The 1844 tithe map still shows that there were areas of strip farming left in the parish but also that up to 400 marl pits were still in existence, I guess this is part of the reason that Cheshire was known as the pond capital of England and Christleton Parish had a good proportion of these. The ownership of farmland in Christleton in 1844 was following a pattern of change that had been gradually developing in most places for over 300years or more, with fewer owners, many of whom were involved in diverse professions or businesses elsewhere. Half of the farmland in Christleton in 1844 was in the hands of three owners; Townsend Ince (341 acres) John Brock Wood (312 acres) and trustees of the late Thomas Hodson (113 acres). The Rector also held 56acres as his glebe land. Very little of the land was farmed by the owners, the land being split into smaller sections and tenanted by local people.

The tithe document shows that large areas of the parish were arable, meadow or pasture. Livestock rearing was the main priority but not to the total exclusion of planted crops. At this time a high proportion of village men were employed on the land, and the village was almost self contained in the production of food. Milk, butter, cheese could be obtained from several farms, and there were two slaughter houses in the village for the production of meat. Many were mixed farms, keeping hens, pigs, cattle, horses, sheep and goats, as well as growing salad crops, a practice that has now almost totally disappeared. For centuries Cheshire had the reputation of being a “dairy county”, but from the evidence available Christleton has always had a good proportion of arable crops being grown.

Oil Seed Rape

Over recent decades farming in Christleton has changed in many ways. Many hedges have been removed, most grassland has been improved by reseeding with fewer, more productive grass species, and most arable areas are worked very intensively. Newer crops such as oil seed rape and maize have been introduced, and the grazing animals now include sheep. The parish had a total of 25 farms after WWII, but the change since has been rapid, especially after the UK joined the European Community. Dairy farming once a great part of life in the Parish has almost disappeared, with White Lane Farm being the only dairy farm in the Christleton township. A handful of dairy farms are left in Rowton, and Cotton Abbotts farm with its herd of over 350 dairy cattle is the largest.

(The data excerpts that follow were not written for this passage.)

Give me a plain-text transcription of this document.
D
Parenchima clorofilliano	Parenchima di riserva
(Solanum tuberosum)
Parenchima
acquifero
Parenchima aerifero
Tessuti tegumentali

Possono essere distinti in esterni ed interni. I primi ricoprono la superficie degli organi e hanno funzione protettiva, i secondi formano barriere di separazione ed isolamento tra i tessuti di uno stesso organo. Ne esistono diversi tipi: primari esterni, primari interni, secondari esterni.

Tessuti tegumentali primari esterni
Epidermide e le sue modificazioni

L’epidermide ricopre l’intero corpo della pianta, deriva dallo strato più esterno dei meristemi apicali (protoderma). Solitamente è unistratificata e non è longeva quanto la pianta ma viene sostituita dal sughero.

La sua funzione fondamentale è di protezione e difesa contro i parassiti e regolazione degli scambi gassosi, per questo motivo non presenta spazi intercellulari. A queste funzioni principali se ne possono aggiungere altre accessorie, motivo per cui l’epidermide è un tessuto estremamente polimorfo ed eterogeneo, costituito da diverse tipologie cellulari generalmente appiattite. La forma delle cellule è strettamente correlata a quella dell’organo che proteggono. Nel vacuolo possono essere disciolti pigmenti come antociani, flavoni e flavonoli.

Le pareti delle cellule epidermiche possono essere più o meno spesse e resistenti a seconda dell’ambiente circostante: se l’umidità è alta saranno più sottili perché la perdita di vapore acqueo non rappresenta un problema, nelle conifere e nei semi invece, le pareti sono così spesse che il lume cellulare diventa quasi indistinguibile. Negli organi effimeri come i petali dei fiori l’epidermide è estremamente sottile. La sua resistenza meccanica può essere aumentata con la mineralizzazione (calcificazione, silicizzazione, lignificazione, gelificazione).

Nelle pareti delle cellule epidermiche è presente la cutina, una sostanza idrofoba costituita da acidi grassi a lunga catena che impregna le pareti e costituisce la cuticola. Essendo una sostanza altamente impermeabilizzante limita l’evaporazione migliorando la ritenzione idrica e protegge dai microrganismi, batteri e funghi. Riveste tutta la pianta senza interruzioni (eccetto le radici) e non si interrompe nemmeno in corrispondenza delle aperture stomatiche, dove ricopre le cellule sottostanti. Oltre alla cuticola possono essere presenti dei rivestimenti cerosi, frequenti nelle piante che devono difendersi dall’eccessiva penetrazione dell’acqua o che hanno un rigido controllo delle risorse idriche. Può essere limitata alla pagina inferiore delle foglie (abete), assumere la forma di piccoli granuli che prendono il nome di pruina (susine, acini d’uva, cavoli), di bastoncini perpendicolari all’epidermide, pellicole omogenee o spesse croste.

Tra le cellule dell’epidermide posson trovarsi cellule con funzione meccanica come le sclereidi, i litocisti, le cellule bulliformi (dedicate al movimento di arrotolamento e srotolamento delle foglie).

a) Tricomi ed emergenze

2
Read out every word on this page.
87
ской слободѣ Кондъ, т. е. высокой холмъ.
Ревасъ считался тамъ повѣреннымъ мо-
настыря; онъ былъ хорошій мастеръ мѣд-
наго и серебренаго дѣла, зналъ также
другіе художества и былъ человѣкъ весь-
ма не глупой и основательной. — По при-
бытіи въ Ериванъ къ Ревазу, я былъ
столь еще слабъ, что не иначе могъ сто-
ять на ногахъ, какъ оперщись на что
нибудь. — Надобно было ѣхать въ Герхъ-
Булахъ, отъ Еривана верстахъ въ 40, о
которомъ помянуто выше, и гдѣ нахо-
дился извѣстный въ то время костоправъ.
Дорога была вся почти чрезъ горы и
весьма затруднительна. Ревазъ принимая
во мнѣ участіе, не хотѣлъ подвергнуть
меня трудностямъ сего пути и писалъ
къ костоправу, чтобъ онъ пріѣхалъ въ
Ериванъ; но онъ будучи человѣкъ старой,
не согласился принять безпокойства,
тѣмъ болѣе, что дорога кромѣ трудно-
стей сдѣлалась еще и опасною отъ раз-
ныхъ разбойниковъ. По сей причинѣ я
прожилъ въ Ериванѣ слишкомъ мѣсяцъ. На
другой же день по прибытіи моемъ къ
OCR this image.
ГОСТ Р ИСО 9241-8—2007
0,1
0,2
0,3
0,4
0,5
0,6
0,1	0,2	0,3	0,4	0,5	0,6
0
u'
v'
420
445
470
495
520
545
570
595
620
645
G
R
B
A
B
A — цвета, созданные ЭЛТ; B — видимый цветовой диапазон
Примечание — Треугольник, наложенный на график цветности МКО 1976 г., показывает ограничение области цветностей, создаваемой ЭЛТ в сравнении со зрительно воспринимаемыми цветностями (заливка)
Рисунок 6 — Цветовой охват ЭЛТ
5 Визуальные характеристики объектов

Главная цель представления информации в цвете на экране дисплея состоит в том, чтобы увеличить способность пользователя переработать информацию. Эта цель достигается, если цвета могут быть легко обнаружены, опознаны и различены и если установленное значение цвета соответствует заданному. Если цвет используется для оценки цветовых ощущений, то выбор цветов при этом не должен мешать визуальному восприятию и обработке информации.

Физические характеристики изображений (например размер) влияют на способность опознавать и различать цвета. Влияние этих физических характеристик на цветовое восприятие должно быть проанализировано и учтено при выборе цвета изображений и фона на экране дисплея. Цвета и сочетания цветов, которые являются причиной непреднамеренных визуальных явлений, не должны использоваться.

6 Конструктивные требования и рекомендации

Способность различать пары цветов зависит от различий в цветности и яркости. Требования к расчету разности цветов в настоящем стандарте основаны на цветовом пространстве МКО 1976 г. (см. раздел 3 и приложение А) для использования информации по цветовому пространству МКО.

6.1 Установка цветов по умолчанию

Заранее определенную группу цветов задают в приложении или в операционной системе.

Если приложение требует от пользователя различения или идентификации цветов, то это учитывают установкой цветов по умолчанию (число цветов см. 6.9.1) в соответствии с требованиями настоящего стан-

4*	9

Market Gardening once a large and important aspect of Parish life, with growers such as the Bewley, Chesworth, Kirk, Arden and Randal families prominent, has also declined. However the big field between the A55, the Canal, Pearl Lane and the Ring Road is still occasionally used to grow salad crops on an “industrial scale” and there is an important Tree & Plant Nursery in Littleton. Potatoes and broad beans are also a popular crop in the Parish, but the beans are usually ploughed in as a fertiliser. Some fields in rotation are also given over to produce lawn turf for the many new housing developments in the Chester area. The main arable crops are now wheat, barley, oats and oil seed rape.